ActiveRecord Select

If I do this:

x = Client.select("DISTINCT(client_category)")

Then I get an array of relations. Instead, what I need is the entire row (model instance attributes) for each of the returned relations. What is the syntax to obtain the complete records?

I cannot find a discussion of the select method in the current AR API (ActiveRecord::Base) and so I am having some difficulty in turning this into something I can use.

Queries don’t really work that way. You can’t really select the full record when using distinct client_category.

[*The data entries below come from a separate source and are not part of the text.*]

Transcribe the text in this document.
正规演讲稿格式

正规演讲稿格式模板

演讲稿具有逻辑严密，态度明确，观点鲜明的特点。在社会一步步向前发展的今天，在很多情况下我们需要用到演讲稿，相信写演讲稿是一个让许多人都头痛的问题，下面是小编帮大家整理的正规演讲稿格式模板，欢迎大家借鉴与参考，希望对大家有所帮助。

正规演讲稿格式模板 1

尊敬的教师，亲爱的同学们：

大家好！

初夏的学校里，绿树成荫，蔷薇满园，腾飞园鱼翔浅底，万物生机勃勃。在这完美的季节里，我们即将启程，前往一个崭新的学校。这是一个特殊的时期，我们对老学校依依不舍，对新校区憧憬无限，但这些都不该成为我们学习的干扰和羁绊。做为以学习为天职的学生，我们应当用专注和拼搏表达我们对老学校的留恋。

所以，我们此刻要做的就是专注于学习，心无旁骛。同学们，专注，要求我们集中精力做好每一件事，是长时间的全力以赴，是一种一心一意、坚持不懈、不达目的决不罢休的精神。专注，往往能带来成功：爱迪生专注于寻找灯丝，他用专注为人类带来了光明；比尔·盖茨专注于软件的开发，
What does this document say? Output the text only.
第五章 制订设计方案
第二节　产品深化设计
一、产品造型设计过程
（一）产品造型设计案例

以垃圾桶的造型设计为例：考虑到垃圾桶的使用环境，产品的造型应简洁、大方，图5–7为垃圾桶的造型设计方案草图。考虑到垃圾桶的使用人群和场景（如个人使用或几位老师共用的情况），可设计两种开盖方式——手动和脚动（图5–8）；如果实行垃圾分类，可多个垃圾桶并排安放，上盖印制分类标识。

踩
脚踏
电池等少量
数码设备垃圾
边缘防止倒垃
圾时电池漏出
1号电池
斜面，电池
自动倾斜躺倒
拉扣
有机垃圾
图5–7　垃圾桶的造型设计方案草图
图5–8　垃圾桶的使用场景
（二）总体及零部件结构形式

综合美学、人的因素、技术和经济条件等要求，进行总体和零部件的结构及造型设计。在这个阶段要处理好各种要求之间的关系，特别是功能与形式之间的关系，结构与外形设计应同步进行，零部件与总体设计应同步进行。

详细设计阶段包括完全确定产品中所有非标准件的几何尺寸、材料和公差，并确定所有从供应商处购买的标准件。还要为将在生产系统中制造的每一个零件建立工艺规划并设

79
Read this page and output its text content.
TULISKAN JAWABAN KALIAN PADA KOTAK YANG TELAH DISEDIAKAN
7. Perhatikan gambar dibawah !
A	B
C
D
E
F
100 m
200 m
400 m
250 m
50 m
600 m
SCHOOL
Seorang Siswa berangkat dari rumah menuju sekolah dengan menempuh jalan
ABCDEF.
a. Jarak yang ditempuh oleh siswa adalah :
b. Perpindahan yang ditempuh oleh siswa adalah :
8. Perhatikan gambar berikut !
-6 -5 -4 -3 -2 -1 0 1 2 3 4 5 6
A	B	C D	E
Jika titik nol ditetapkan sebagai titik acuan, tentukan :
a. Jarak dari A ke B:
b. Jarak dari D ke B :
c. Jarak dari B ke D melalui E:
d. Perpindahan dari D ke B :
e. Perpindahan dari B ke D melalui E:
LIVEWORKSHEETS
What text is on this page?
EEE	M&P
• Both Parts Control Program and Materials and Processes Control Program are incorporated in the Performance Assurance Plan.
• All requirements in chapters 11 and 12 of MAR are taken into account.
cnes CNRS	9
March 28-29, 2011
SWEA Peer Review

Lets say you have the following rows:

client_category, client_name Cat1, Foo Cat1, Bar Cat2, Other

If you are selecting distinct client_category, and want the full row, which of the two “Cat1” rows should it return?

Tim Shaffer wrote in post #975719:

Queries don't really work that way. You can't really select the full record when using distinct client_category.

Lets say you have the following rows:

client_category, client_name Cat1, Foo Cat1, Bar Cat2, Other

If you are selecting distinct client_category, and want the full row, which of the two "Cat1" rows should it return?

What I want to accomplish is to obtain one example of each value and the entire row that contains it. How does one do that? I do not care which row is returned but I only want one row for each distinct value.

Why? If you do not care which row is returned then presumably you do not care what is in the rest of the row so why do you need it?

Colin

Colin Law wrote in post #975727:

Colin Law wrote in post #975727:

If you are selecting distinct client_category, and want the full row, which of the two "Cat1" rows should it return?

What I want to accomplish is to obtain one example of each value and the entire row that contains it. How does one do that? I do not care which row is returned but I only want one row for each distinct value.

Why? If you do not care which row is returned then presumably you do not care what is in the rest of the row so why do you need it?

Colin

Because I want one representative row for each category.

I am interested to know why, when you do not care what the rest of the row contains.

Colin

Colin Law wrote in post #975760:

I am interested to know why, when you do not care what the rest of the row contains.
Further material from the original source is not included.